The approval node creates a waiting_approval run state. The HTTP tool only runs after the workflow resumes.

Policy gate before model inference

Block a workflow when the incoming payload has already been classified as high risk.

input → policy_check → model → output

{
  "policy_check": {
    "risk_field": "high_risk",
    "block_on_high_risk": true
  },
  "model": {
    "deployment_id": "dep_safe_chat",
    "prompt_field": "question"
  }
}

The policy_check node enforces a simple boolean gate. Deployment-level policies still run again inside the model node before provider inference.

Provider fallback branch

Try one provider-backed model first and fall back to another node if the first node fails.

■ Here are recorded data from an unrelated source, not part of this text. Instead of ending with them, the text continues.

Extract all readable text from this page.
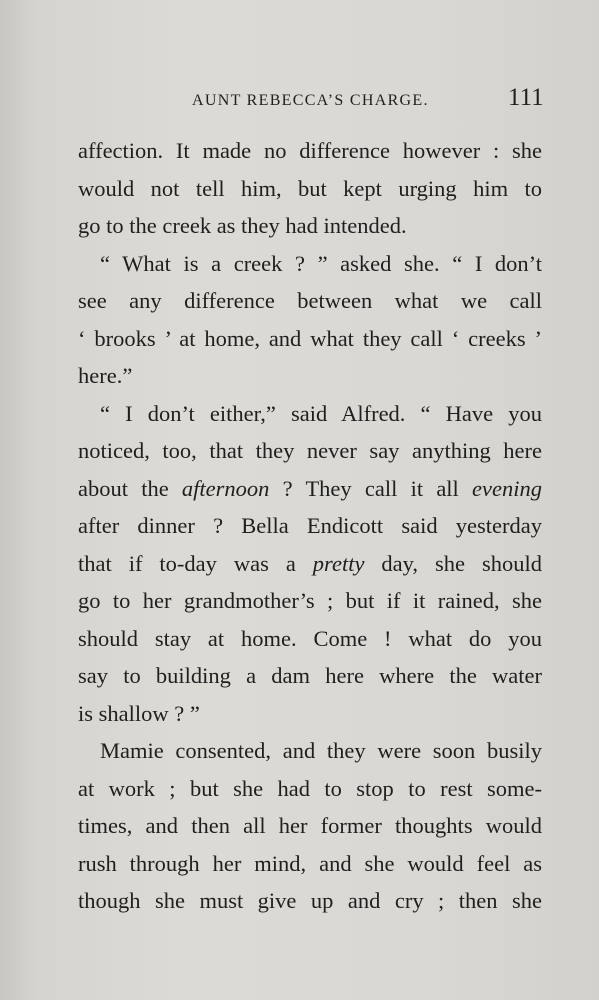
AUNT REBECCA’S CHARGE.	111
affection. It made no difference however : she
would not tell him, but kept urging him to
go to the creek as they had intended.
“ What is a creek ? ” asked she. “ I don’t
see any difference between what we call
‘ brooks ’ at home, and what they call ‘ creeks ’
here.”
“ I don’t either,” said Alfred. “ Have you
noticed, too, that they never say anything here
about the afternoon ? They call it all evening
after dinner ? Bella Endicott said yesterday
that if to-day was a pretty day, she should
go to her grandmother’s ; but if it rained, she
should stay at home. Come ! what do you
say to building a dam here where the water
is shallow ? ”
Mamie consented, and they were soon busily
at work ; but she had to stop to rest some-
times, and then all her former thoughts would
rush through her mind, and she would feel as
though she must give up and cry ; then she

input → model_primary → output, with fallback_node_id: model_backup

{
  "model_primary": {
    "deployment_id": "dep_primary_model",
    "prompt_field": "question"
  },
  "model_backup": {
    "deployment_id": "dep_backup_model",
    "prompt_field": "question"
  },
  "node_options": {
    "fallback_node_id": "model_backup",
    "retry_policy": {
      "max_attempts": 2,
      "backoff_type": "exponential",
      "backoff_ms": 250
    }
  }
}

fallback_node_id and retry_policy are supported workflow node properties. Use a provider-backed deployment for each model node.

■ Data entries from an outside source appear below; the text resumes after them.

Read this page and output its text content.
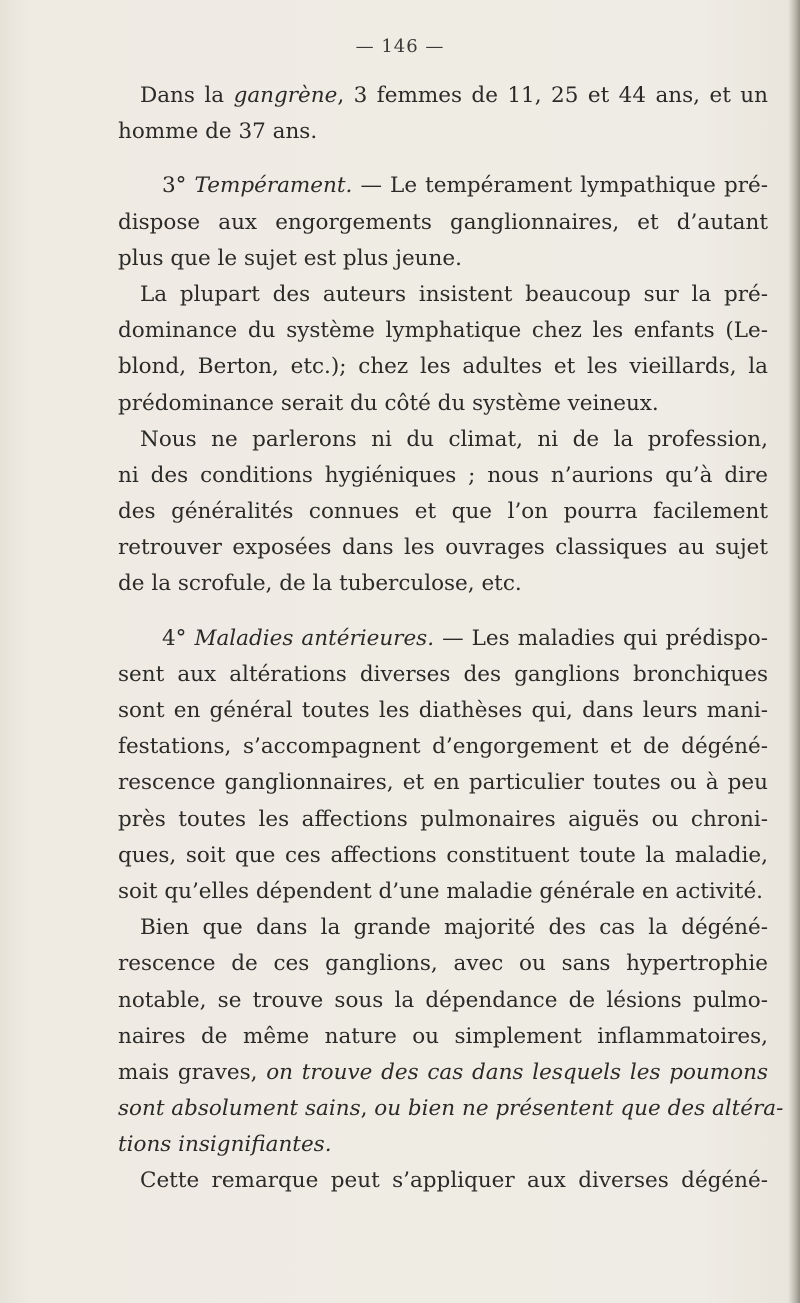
— 146 —
Dans la gangrène, 3 femmes de 11, 25 et 44 ans, et un
homme de 37 ans.
3° Tempérament. — Le tempérament lympathique pré-
dispose aux engorgements ganglionnaires, et d’autant
plus que le sujet est plus jeune.
La plupart des auteurs insistent beaucoup sur la pré-
dominance du système lymphatique chez les enfants (Le-
blond, Berton, etc.); chez les adultes et les vieillards, la
prédominance serait du côté du système veineux.
Nous ne parlerons ni du climat, ni de la profession,
ni des conditions hygiéniques ; nous n’aurions qu’à dire
des généralités connues et que l’on pourra facilement
retrouver exposées dans les ouvrages classiques au sujet
de la scrofule, de la tuberculose, etc.
4° Maladies antérieures. — Les maladies qui prédispo-
sent aux altérations diverses des ganglions bronchiques
sont en général toutes les diathèses qui, dans leurs mani-
festations, s’accompagnent d’engorgement et de dégéné-
rescence ganglionnaires, et en particulier toutes ou à peu
près toutes les affections pulmonaires aiguës ou chroni-
ques, soit que ces affections constituent toute la maladie,
soit qu’elles dépendent d’une maladie générale en activité.
Bien que dans la grande majorité des cas la dégéné-
rescence de ces ganglions, avec ou sans hypertrophie
notable, se trouve sous la dépendance de lésions pulmo-
naires de même nature ou simplement inflammatoires,
mais graves, on trouve des cas dans lesquels les poumons
sont absolument sains, ou bien ne présentent que des altéra-
tions insignifiantes.
Cette remarque peut s’appliquer aux diverses dégéné-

Native tool-calling account agent

Let a provider-backed model decide when to call an approved account lookup function, then produce a final answer.

input → agent → output

{
  "agent": {
    "deployment_id": "dep_reasoning_model",
    "prompt_field": "question",
    "max_iterations": 4,
    "tools": [
      {
        "name": "lookup_account",
        "description": "Fetch account context by account ID",
        "input_schema": {
          "type": "object",
          "properties": { "account_id": { "type": "string" } },
          "required": ["account_id"]
        },
        "function": {
          "execution_type": "http",
          "method": "POST",
          "endpoint": "https://crm.internal/account",
          "body_template": { "account_id": "{account_id}" }
        }
      }
    ]
  }
}

The run trace records agent_steps, native tool calls, function requests/responses, token usage, and the final agent_output.

Production checklist

  • Every model node uses a real provider-backed deployment.
  • Every prompt_field points to a field that exists after upstream nodes finish.
  • PII redaction runs before external provider inference.
  • Large external payloads are reduced before model inference to control cost and latency.
  • Approval and tool_call nodes are tested with non-production endpoints before real side effects.
  • Audit traces show node inputs, outputs, redaction counts, model request payloads, errors, and retries.
  • Use the observability guide to debug failed runs, weak citations, missing MCP data, and slow agent/tool calls.
  • For schema validation, guardrails, and budgets, use the boundary enforcement guide.